Radios need them and so do insects, and a seal would starve if it could not count on them. What they need are antennae, feelers or muzzle hairs, all of them systems that pick up signals from the environment and pass them on to somewhere – transistors or circuits in a radio or in the brain - where they are processed.

However cells, and with them entire organs in the human body, also rely on antennae. For example what are known as primary cilia sit on the surface of epithelial cells in the kidney tubules. Their function is to record urine flow and chemical signals. If these antennae disappear, this has fatal consequences for the whole body. The epithelial cells degenerate and begin uncontrolled proliferation. They form cysts – at best a precursor of dangerous kidney cancer. Up to now the cause of the cilia’s disappearance was unknown.

Inactive proteins responsible for degradation

However, two ETH Zurich researchers, doctoral student Claudio Thoma and post-doc Ian Frew in Professor Wilhelm Krek’s group at the Institute for Cell Biology, have now elucidated a mechanism that leads to the loss of primary cilia. In particular they identified two proteins responsible for maintaining the mini-antennae. If only one of the two is missing, the other can make up for the loss, the antennae are preserved and the cells are under control. However, if both are absent the cells are degraded and cysts form. This is reported in the issue of “Nature Cell Biology” on Wednesday 2 May 2007.(1)

The first protein, called pVHL, is attached to the microtubules forming the framework inside the cilium. The second protein, the kinase GSK3beta, is equally responsible for the construction and stability of the microtubules and can therefore ensure the maintenance and structure of the cilium even on its own. However, it is detrimental to the cilia if both molecules are inactive at the same time. This happens to people suffering from hereditary Von Hippel-Lindau disease. They develop pathological kidney cysts, mostly benign, were cilia can scarcely be found any longer. This is caused by a mutation on the VHL gene, which produces an inactive form of pVHL. However, in the cysts GSK3beta is also fatally inactive. That promotes the degradation of the important cell antennae.

The cilia, fluorescing green, can easily be seen in a kidney tubule. (Photo: Frew/Thoma, Inst. for Cell Biology, ETH Zurich) large

How GSK3beta is inactivated in cysts is unclear. Mutations on other genes so far not identified could be responsible. Doctoral student Thoma says “However, the essential point is that the two signal pathways coupled to one another are needed to maintain the cilia, otherwise they are destroyed.”

The same result in mice and cell lines

Initially the two scientists worked independently of each other on other projects, and the discoveries are “just a by-product” of their work. In his thesis, Thoma originally wanted to find out how pVHL and microtubules interact. Frew on the other hand was working on mouse models to gain a better understanding of the origin of kidney cancer. Both stumbled across the same phenomenon during their research and obtained the same result with different methods. Thoma worked with cell lines, Frew with mouse kidneys. Frew stresses that “Finding the two signal pathways in both systems was a lucky coincidence.” On the other hand the present result arose mainly thanks to their exceptionally good collaboration .

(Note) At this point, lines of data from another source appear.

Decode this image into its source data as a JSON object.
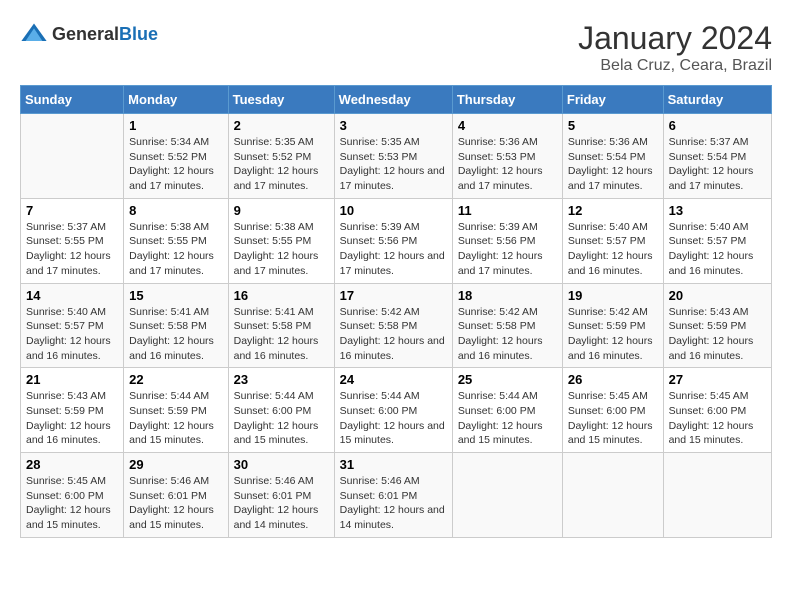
{
  "header": {
    "logo_general": "General",
    "logo_blue": "Blue",
    "month_title": "January 2024",
    "location": "Bela Cruz, Ceara, Brazil"
  },
  "days_of_week": [
    "Sunday",
    "Monday",
    "Tuesday",
    "Wednesday",
    "Thursday",
    "Friday",
    "Saturday"
  ],
  "weeks": [
    [
      {
        "day": "",
        "sunrise": "",
        "sunset": "",
        "daylight": ""
      },
      {
        "day": "1",
        "sunrise": "Sunrise: 5:34 AM",
        "sunset": "Sunset: 5:52 PM",
        "daylight": "Daylight: 12 hours and 17 minutes."
      },
      {
        "day": "2",
        "sunrise": "Sunrise: 5:35 AM",
        "sunset": "Sunset: 5:52 PM",
        "daylight": "Daylight: 12 hours and 17 minutes."
      },
      {
        "day": "3",
        "sunrise": "Sunrise: 5:35 AM",
        "sunset": "Sunset: 5:53 PM",
        "daylight": "Daylight: 12 hours and 17 minutes."
      },
      {
        "day": "4",
        "sunrise": "Sunrise: 5:36 AM",
        "sunset": "Sunset: 5:53 PM",
        "daylight": "Daylight: 12 hours and 17 minutes."
      },
      {
        "day": "5",
        "sunrise": "Sunrise: 5:36 AM",
        "sunset": "Sunset: 5:54 PM",
        "daylight": "Daylight: 12 hours and 17 minutes."
      },
      {
        "day": "6",
        "sunrise": "Sunrise: 5:37 AM",
        "sunset": "Sunset: 5:54 PM",
        "daylight": "Daylight: 12 hours and 17 minutes."
      }
    ],
    [
      {
        "day": "7",
        "sunrise": "Sunrise: 5:37 AM",
        "sunset": "Sunset: 5:55 PM",
        "daylight": "Daylight: 12 hours and 17 minutes."
      },
      {
        "day": "8",
        "sunrise": "Sunrise: 5:38 AM",
        "sunset": "Sunset: 5:55 PM",
        "daylight": "Daylight: 12 hours and 17 minutes."
      },
      {
        "day": "9",
        "sunrise": "Sunrise: 5:38 AM",
        "sunset": "Sunset: 5:55 PM",
        "daylight": "Daylight: 12 hours and 17 minutes."
      },
      {
        "day": "10",
        "sunrise": "Sunrise: 5:39 AM",
        "sunset": "Sunset: 5:56 PM",
        "daylight": "Daylight: 12 hours and 17 minutes."
      },
      {
        "day": "11",
        "sunrise": "Sunrise: 5:39 AM",
        "sunset": "Sunset: 5:56 PM",
        "daylight": "Daylight: 12 hours and 17 minutes."
      },
      {
        "day": "12",
        "sunrise": "Sunrise: 5:40 AM",
        "sunset": "Sunset: 5:57 PM",
        "daylight": "Daylight: 12 hours and 16 minutes."
      },
      {
        "day": "13",
        "sunrise": "Sunrise: 5:40 AM",
        "sunset": "Sunset: 5:57 PM",
        "daylight": "Daylight: 12 hours and 16 minutes."
      }
    ],
    [
      {
        "day": "14",
        "sunrise": "Sunrise: 5:40 AM",
        "sunset": "Sunset: 5:57 PM",
        "daylight": "Daylight: 12 hours and 16 minutes."
      },
      {
        "day": "15",
        "sunrise": "Sunrise: 5:41 AM",
        "sunset": "Sunset: 5:58 PM",
        "daylight": "Daylight: 12 hours and 16 minutes."
      },
      {
        "day": "16",
        "sunrise": "Sunrise: 5:41 AM",
        "sunset": "Sunset: 5:58 PM",
        "daylight": "Daylight: 12 hours and 16 minutes."
      },
      {
        "day": "17",
        "sunrise": "Sunrise: 5:42 AM",
        "sunset": "Sunset: 5:58 PM",
        "daylight": "Daylight: 12 hours and 16 minutes."
      },
      {
        "day": "18",
        "sunrise": "Sunrise: 5:42 AM",
        "sunset": "Sunset: 5:58 PM",
        "daylight": "Daylight: 12 hours and 16 minutes."
      },
      {
        "day": "19",
        "sunrise": "Sunrise: 5:42 AM",
        "sunset": "Sunset: 5:59 PM",
        "daylight": "Daylight: 12 hours and 16 minutes."
      },
      {
        "day": "20",
        "sunrise": "Sunrise: 5:43 AM",
        "sunset": "Sunset: 5:59 PM",
        "daylight": "Daylight: 12 hours and 16 minutes."
      }
    ],
    [
      {
        "day": "21",
        "sunrise": "Sunrise: 5:43 AM",
        "sunset": "Sunset: 5:59 PM",
        "daylight": "Daylight: 12 hours and 16 minutes."
      },
      {
        "day": "22",
        "sunrise": "Sunrise: 5:44 AM",
        "sunset": "Sunset: 5:59 PM",
        "daylight": "Daylight: 12 hours and 15 minutes."
      },
      {
        "day": "23",
        "sunrise": "Sunrise: 5:44 AM",
        "sunset": "Sunset: 6:00 PM",
        "daylight": "Daylight: 12 hours and 15 minutes."
      },
      {
        "day": "24",
        "sunrise": "Sunrise: 5:44 AM",
        "sunset": "Sunset: 6:00 PM",
        "daylight": "Daylight: 12 hours and 15 minutes."
      },
      {
        "day": "25",
        "sunrise": "Sunrise: 5:44 AM",
        "sunset": "Sunset: 6:00 PM",
        "daylight": "Daylight: 12 hours and 15 minutes."
      },
      {
        "day": "26",
        "sunrise": "Sunrise: 5:45 AM",
        "sunset": "Sunset: 6:00 PM",
        "daylight": "Daylight: 12 hours and 15 minutes."
      },
      {
        "day": "27",
        "sunrise": "Sunrise: 5:45 AM",
        "sunset": "Sunset: 6:00 PM",
        "daylight": "Daylight: 12 hours and 15 minutes."
      }
    ],
    [
      {
        "day": "28",
        "sunrise": "Sunrise: 5:45 AM",
        "sunset": "Sunset: 6:00 PM",
        "daylight": "Daylight: 12 hours and 15 minutes."
      },
      {
        "day": "29",
        "sunrise": "Sunrise: 5:46 AM",
        "sunset": "Sunset: 6:01 PM",
        "daylight": "Daylight: 12 hours and 15 minutes."
      },
      {
        "day": "30",
        "sunrise": "Sunrise: 5:46 AM",
        "sunset": "Sunset: 6:01 PM",
        "daylight": "Daylight: 12 hours and 14 minutes."
      },
      {
        "day": "31",
        "sunrise": "Sunrise: 5:46 AM",
        "sunset": "Sunset: 6:01 PM",
        "daylight": "Daylight: 12 hours and 14 minutes."
      },
      {
        "day": "",
        "sunrise": "",
        "sunset": "",
        "daylight": ""
      },
      {
        "day": "",
        "sunrise": "",
        "sunset": "",
        "daylight": ""
      },
      {
        "day": "",
        "sunrise": "",
        "sunset": "",
        "daylight": ""
      }
    ]
  ]
}
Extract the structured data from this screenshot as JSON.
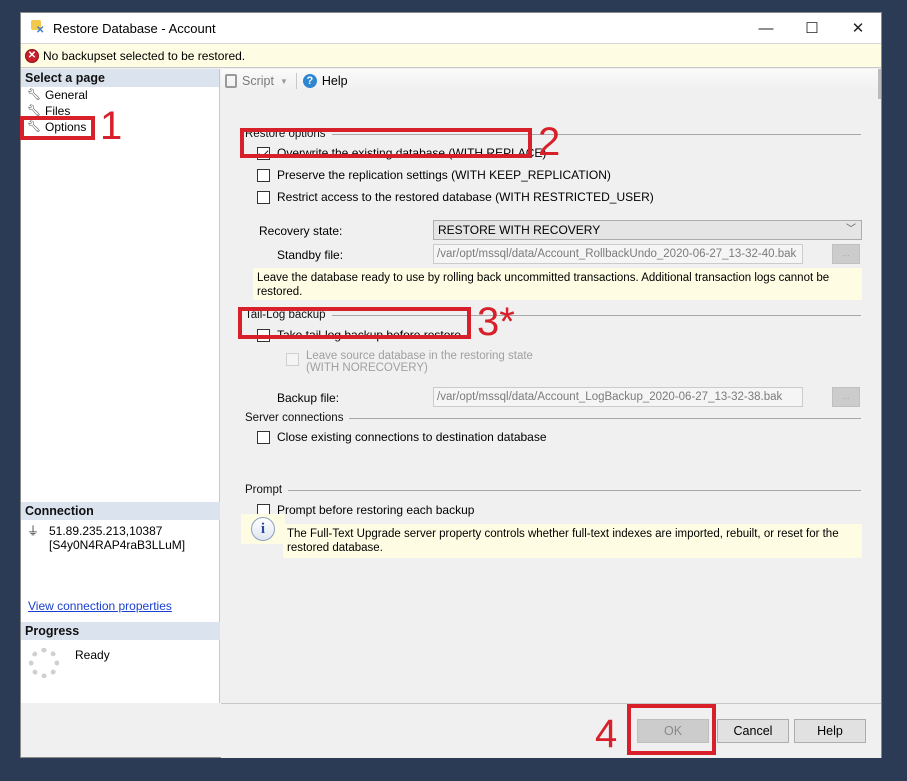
{
  "window": {
    "title": "Restore Database - Account",
    "controls": {
      "minimize": "—",
      "maximize": "☐",
      "close": "✕"
    }
  },
  "warning": {
    "icon": "error-icon",
    "text": "No backupset selected to be restored."
  },
  "sidebar": {
    "header": "Select a page",
    "items": [
      {
        "label": "General",
        "icon": "wrench-icon"
      },
      {
        "label": "Files",
        "icon": "wrench-icon"
      },
      {
        "label": "Options",
        "icon": "wrench-icon"
      }
    ],
    "connection": {
      "header": "Connection",
      "server": "51.89.235.213,10387",
      "user": "[S4y0N4RAP4raB3LLuM]",
      "link": "View connection properties"
    },
    "progress": {
      "header": "Progress",
      "status": "Ready"
    }
  },
  "toolbar": {
    "script_label": "Script",
    "help_label": "Help"
  },
  "restore_options": {
    "header": "Restore options",
    "overwrite": {
      "label": "Overwrite the existing database (WITH REPLACE)",
      "checked": true
    },
    "preserve_replication": {
      "label": "Preserve the replication settings (WITH KEEP_REPLICATION)",
      "checked": false
    },
    "restrict_access": {
      "label": "Restrict access to the restored database (WITH RESTRICTED_USER)",
      "checked": false
    },
    "recovery_state_label": "Recovery state:",
    "recovery_state_value": "RESTORE WITH RECOVERY",
    "standby_label": "Standby file:",
    "standby_value": "/var/opt/mssql/data/Account_RollbackUndo_2020-06-27_13-32-40.bak",
    "browse_label": "...",
    "note": "Leave the database ready to use by rolling back uncommitted transactions. Additional transaction logs cannot be restored."
  },
  "tail_log": {
    "header": "Tail-Log backup",
    "take_backup": {
      "label": "Take tail-log backup before restore",
      "checked": false
    },
    "leave_restoring": {
      "label_line1": "Leave source database in the restoring state",
      "label_line2": "(WITH NORECOVERY)",
      "checked": false,
      "disabled": true
    },
    "backup_file_label": "Backup file:",
    "backup_file_value": "/var/opt/mssql/data/Account_LogBackup_2020-06-27_13-32-38.bak",
    "browse_label": "..."
  },
  "server_connections": {
    "header": "Server connections",
    "close_connections": {
      "label": "Close existing connections to destination database",
      "checked": false
    }
  },
  "prompt": {
    "header": "Prompt",
    "prompt_each": {
      "label": "Prompt before restoring each backup",
      "checked": false
    },
    "info": "The Full-Text Upgrade server property controls whether full-text indexes are imported, rebuilt, or reset for the restored database."
  },
  "buttons": {
    "ok": "OK",
    "cancel": "Cancel",
    "help": "Help"
  },
  "annotations": {
    "a1": "1",
    "a2": "2",
    "a3": "3*",
    "a4": "4"
  },
  "colors": {
    "annotation": "#d7202a",
    "warning_bg": "#fefde3",
    "section_header_bg": "#dbe4ee",
    "link": "#1a3fd0"
  }
}
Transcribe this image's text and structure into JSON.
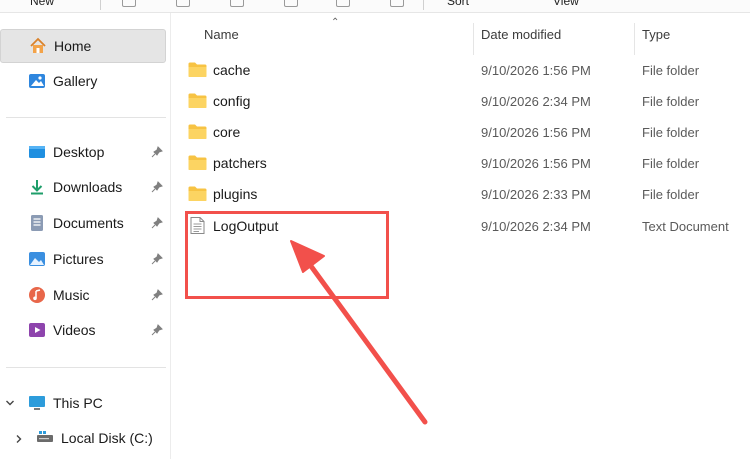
{
  "toolbar": {
    "new_label": "New",
    "sort_label": "Sort",
    "view_label": "View"
  },
  "sidebar": {
    "quick": [
      {
        "label": "Home",
        "icon": "home-icon",
        "selected": true
      },
      {
        "label": "Gallery",
        "icon": "gallery-icon"
      }
    ],
    "pinned": [
      {
        "label": "Desktop",
        "icon": "desktop-icon"
      },
      {
        "label": "Downloads",
        "icon": "downloads-icon"
      },
      {
        "label": "Documents",
        "icon": "documents-icon"
      },
      {
        "label": "Pictures",
        "icon": "pictures-icon"
      },
      {
        "label": "Music",
        "icon": "music-icon"
      },
      {
        "label": "Videos",
        "icon": "videos-icon"
      }
    ],
    "this_pc": {
      "label": "This PC",
      "icon": "computer-icon"
    },
    "local_disk": {
      "label": "Local Disk (C:)",
      "icon": "drive-icon"
    }
  },
  "columns": {
    "name": "Name",
    "date": "Date modified",
    "type": "Type"
  },
  "files": [
    {
      "name": "cache",
      "date": "9/10/2026 1:56 PM",
      "type": "File folder",
      "kind": "folder"
    },
    {
      "name": "config",
      "date": "9/10/2026 2:34 PM",
      "type": "File folder",
      "kind": "folder"
    },
    {
      "name": "core",
      "date": "9/10/2026 1:56 PM",
      "type": "File folder",
      "kind": "folder"
    },
    {
      "name": "patchers",
      "date": "9/10/2026 1:56 PM",
      "type": "File folder",
      "kind": "folder"
    },
    {
      "name": "plugins",
      "date": "9/10/2026 2:33 PM",
      "type": "File folder",
      "kind": "folder"
    },
    {
      "name": "LogOutput",
      "date": "9/10/2026 2:34 PM",
      "type": "Text Document",
      "kind": "text"
    }
  ],
  "colors": {
    "annotation": "#f2504b",
    "folder": "#f7c343",
    "selection": "#e5e5e5"
  }
}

Kidney cancer is responsible for 2.5 percent of all cancer disease in adults. The commonest is clear cell kidney carcinoma, and the gene for pVHL is mutated in 80 percent of these patients. However, researchers still do not know how the cysts turn into a malignant cancer. Frew und Thoma suspect other underlying signal pathways and are researching them. A better understanding of these signal pathways could provide possible starting points for therapies for kidney cancer patients.